When the perl script is run it just prints out the commands needed to create the monitors. I redirected that to a temporary script and executed it. Takes a bit of time to run through each command but it did work quite nicely.

I ended up with a large script containing two commands for each monitor.

Initially create the monitor with it's specific info:

curl -k -XPOST https://localhost/zm/api/monitors.json -d "Monitor[Name]=Front&Monitor[Id]=101&Monitor[Function]=Nodect& \
Monitor[Path]=rtsp://[Width]=1920&Monitor[Height]=1080&Monitor[LinkedMonitors]=201& \

Then set all the settings that are the same across the board.

curl -k -XPUT https://localhost/zm/api/monitors/101.json -d "Monitor[LabelFormat]=%N-%d/%m/%y %H:%M:%S.%f&Monitor[Colours]=3& \
Monitor[LabelX]=0&Monitor[LabelY]=0&Monitor[WarmupCount]=25&Monitor[PreEventCount]=25&Monitor[PostEventCount]=300& \
Monitor[StreamReplayBuffer]=1000&Monitor[AlarmFrameCount]=3&Monitor[SectionLength]=600&Monitor[MaximumFPS]=0.00& \
Monitor[AlarmMaxFPS]=0.00&Monitor[RefBlendPerc]=6&Monitor[AlarmRefBlendPerc]=6&Monitor[TrackMotion]=0& \
Monitor[Method]=rtpRtsp&Monitor[RefBlendPerc]=12&Monitor[AlarmRefBlendPerc]=12&Monitor[ImageBufferCount]=100& \

Some notes

  • I tested it by stopping zoneminder, running "mysql -u root -p" and logging in.
    • drop database zm; exit;
    • mysql -u root -p < /usr/share/zoneminder/db/zm_create.sql
    • mysql -u root -p reload
      • Any future use of this I'll just do a "drop table monitors;" in mysql and pull just the monitor table creation section out of the zm_create.sql script.
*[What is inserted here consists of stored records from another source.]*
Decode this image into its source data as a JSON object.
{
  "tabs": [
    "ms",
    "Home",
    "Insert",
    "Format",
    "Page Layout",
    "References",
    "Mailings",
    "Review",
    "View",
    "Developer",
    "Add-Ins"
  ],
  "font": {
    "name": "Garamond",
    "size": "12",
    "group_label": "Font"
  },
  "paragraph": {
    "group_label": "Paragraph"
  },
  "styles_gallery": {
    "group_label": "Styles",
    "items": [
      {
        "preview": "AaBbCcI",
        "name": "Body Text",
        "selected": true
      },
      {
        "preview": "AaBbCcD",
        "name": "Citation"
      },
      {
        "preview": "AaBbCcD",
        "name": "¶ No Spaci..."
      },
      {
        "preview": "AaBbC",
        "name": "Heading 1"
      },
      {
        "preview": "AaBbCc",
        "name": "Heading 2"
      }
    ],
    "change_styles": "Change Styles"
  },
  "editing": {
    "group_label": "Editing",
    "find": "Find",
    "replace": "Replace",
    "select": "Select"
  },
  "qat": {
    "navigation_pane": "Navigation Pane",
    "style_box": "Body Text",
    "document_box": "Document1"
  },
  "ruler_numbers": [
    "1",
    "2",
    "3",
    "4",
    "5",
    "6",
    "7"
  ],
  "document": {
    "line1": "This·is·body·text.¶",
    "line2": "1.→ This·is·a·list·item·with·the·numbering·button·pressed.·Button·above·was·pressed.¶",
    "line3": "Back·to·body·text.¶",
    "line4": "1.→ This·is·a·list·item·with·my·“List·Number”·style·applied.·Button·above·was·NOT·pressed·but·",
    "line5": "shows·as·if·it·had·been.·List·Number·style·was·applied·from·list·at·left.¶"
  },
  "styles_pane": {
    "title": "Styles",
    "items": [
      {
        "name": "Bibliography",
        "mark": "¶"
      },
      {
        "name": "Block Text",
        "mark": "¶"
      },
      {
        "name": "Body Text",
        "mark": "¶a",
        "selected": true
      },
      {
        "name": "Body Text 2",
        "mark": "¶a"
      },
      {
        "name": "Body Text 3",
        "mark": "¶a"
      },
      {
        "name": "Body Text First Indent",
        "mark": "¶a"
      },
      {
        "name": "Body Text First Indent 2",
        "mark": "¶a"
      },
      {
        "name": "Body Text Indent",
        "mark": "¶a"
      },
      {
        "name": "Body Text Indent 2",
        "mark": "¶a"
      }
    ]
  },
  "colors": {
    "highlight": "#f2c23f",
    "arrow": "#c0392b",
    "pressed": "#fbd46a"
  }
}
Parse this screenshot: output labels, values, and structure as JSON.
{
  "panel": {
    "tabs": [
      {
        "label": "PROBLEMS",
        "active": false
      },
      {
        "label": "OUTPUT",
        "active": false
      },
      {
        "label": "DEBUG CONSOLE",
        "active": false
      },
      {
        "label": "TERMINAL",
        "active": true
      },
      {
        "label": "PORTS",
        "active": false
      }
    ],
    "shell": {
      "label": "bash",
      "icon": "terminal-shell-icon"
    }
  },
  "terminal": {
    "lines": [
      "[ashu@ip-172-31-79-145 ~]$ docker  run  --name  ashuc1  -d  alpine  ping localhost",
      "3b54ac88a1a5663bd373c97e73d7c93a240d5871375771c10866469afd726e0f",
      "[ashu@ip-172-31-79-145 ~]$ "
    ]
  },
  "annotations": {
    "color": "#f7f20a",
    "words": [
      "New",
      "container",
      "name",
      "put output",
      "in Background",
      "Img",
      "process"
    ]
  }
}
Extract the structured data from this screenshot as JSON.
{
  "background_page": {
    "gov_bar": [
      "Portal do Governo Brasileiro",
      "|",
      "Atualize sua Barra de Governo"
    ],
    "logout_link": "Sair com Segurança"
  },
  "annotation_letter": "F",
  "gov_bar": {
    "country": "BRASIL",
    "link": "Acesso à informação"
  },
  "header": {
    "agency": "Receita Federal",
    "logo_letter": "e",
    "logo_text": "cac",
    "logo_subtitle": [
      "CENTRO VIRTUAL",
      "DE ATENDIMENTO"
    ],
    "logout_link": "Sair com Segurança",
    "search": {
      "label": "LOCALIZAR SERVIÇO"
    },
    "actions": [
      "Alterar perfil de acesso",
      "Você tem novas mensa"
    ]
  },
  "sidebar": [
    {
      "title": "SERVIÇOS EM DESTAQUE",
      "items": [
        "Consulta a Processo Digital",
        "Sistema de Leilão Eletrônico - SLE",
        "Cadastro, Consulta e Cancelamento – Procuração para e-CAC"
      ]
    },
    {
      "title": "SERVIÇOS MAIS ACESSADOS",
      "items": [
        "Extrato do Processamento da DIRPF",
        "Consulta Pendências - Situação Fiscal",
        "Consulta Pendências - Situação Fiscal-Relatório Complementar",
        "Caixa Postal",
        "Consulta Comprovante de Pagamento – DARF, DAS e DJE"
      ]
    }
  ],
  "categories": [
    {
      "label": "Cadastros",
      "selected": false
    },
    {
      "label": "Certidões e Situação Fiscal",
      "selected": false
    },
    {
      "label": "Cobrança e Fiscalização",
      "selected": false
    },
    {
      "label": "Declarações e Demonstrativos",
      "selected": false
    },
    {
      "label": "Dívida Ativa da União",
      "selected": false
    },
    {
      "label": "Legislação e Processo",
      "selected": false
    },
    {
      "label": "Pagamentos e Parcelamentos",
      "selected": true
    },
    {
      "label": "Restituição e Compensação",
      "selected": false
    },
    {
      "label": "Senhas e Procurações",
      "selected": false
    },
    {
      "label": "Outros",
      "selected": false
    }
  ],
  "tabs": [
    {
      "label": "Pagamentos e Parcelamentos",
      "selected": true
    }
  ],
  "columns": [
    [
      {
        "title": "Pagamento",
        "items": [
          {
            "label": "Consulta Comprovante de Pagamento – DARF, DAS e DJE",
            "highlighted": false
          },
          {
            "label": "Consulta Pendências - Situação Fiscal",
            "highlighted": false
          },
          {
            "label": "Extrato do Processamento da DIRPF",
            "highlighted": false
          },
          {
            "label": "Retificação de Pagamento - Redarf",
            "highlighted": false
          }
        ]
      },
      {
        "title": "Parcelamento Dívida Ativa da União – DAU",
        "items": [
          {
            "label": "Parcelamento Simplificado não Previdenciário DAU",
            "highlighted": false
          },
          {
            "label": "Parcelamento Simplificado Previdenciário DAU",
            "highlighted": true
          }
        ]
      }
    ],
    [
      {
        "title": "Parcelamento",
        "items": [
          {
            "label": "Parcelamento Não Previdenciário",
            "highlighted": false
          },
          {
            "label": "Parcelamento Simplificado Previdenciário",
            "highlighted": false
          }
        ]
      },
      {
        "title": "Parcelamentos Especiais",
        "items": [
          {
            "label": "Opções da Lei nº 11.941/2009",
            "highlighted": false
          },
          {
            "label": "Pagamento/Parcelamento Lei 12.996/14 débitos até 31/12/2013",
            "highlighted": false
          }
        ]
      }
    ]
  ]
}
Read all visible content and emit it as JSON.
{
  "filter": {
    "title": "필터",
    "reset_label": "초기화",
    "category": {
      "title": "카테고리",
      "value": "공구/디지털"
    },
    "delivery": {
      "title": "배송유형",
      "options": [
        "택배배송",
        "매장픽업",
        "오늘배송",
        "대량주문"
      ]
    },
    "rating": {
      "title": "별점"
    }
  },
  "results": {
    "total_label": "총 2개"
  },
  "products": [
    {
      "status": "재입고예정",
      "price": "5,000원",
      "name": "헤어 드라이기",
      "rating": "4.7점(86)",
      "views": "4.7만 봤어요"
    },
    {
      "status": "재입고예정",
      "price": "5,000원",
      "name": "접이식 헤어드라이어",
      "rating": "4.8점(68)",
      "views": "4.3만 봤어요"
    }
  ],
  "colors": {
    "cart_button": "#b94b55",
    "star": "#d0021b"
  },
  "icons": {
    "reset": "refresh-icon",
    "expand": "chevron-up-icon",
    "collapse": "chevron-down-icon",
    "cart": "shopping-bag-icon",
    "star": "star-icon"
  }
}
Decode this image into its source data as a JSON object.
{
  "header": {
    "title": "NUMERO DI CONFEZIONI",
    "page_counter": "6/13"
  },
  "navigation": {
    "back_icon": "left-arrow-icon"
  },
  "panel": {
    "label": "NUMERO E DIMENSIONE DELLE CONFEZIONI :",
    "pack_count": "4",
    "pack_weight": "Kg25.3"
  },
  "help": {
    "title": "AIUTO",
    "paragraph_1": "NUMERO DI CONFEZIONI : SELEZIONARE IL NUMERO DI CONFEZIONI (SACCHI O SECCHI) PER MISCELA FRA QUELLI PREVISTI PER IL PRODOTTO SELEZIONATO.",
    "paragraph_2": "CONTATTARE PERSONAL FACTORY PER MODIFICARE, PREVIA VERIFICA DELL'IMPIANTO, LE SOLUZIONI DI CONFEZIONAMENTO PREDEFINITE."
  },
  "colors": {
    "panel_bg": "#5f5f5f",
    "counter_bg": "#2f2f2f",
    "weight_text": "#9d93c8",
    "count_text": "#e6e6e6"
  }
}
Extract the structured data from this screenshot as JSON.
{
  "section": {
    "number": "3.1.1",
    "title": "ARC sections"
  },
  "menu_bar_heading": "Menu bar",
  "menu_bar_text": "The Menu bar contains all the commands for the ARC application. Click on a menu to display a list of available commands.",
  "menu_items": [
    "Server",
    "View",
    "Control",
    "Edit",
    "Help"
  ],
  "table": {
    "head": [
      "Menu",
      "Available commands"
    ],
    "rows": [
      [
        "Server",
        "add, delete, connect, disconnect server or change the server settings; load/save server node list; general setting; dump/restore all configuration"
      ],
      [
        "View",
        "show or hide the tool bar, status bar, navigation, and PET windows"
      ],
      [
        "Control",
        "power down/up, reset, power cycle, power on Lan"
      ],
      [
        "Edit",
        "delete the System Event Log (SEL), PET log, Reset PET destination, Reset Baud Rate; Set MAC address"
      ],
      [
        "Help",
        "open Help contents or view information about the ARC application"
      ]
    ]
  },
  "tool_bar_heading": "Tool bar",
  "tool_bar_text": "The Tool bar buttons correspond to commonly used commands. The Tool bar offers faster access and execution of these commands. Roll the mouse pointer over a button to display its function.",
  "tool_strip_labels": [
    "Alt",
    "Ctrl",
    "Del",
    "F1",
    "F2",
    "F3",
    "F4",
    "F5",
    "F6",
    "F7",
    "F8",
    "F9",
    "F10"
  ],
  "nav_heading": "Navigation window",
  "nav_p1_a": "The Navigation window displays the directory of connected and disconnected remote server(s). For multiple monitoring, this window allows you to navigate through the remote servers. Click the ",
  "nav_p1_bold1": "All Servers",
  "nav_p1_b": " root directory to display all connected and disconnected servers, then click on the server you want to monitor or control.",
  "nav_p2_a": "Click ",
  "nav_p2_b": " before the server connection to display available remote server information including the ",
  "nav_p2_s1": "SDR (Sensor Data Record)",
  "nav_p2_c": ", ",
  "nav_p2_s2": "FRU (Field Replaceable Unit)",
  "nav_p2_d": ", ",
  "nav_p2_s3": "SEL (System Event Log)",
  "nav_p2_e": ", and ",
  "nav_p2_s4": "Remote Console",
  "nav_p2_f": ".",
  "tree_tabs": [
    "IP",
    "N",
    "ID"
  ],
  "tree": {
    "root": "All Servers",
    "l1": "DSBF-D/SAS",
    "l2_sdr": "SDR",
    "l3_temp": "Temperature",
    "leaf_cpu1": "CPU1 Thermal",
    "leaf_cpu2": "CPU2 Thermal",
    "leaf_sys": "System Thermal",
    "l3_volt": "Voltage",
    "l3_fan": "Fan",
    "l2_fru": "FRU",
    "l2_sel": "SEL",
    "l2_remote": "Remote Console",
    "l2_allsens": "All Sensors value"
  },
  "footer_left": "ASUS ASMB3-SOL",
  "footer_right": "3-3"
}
That way all the global config won't get touched.
  • Then restarted zoneminder and ran my script.
  • Some wins:
    • You can delete all your monitors and recreate them in a different order pretty quick and easy.
    • You can define the monitorID instead of letting zoneminder pick the next ID sequentially. This let me use 3 digit ID's, all the hi def monitors are 1?? and the low def are 2??. Might be silly but later on if I add a new camera both streams will be grouped the way I want them instead of just added on to the end. Pretty sure when I get around to using this method to create zones I can do something similar, i.e. hi def monitorID is 201, low def ID is 101, active zone is 1101, exclusive zone is 2101. So the ID's will be relatable. Maybe overkill, but who knows could turn out to be a big win later on for very little setup now.
  • Some drawbacks
    • No default zone is created. But I plan to work out what's needed to rebuild the zones also. Shouldn't be too hard. I've created them manually right now and can pull that config via the API to use as a starting point.
    • I did all this before enabling OPT_USE_AUTH. If I tried it now I'd have to mess around with cookies or temporarily turn the auth off.
    • If you have a variety of camera manufactures/models you might not be able to do this as easily. Widely varying setups would get to be a bit more difficult.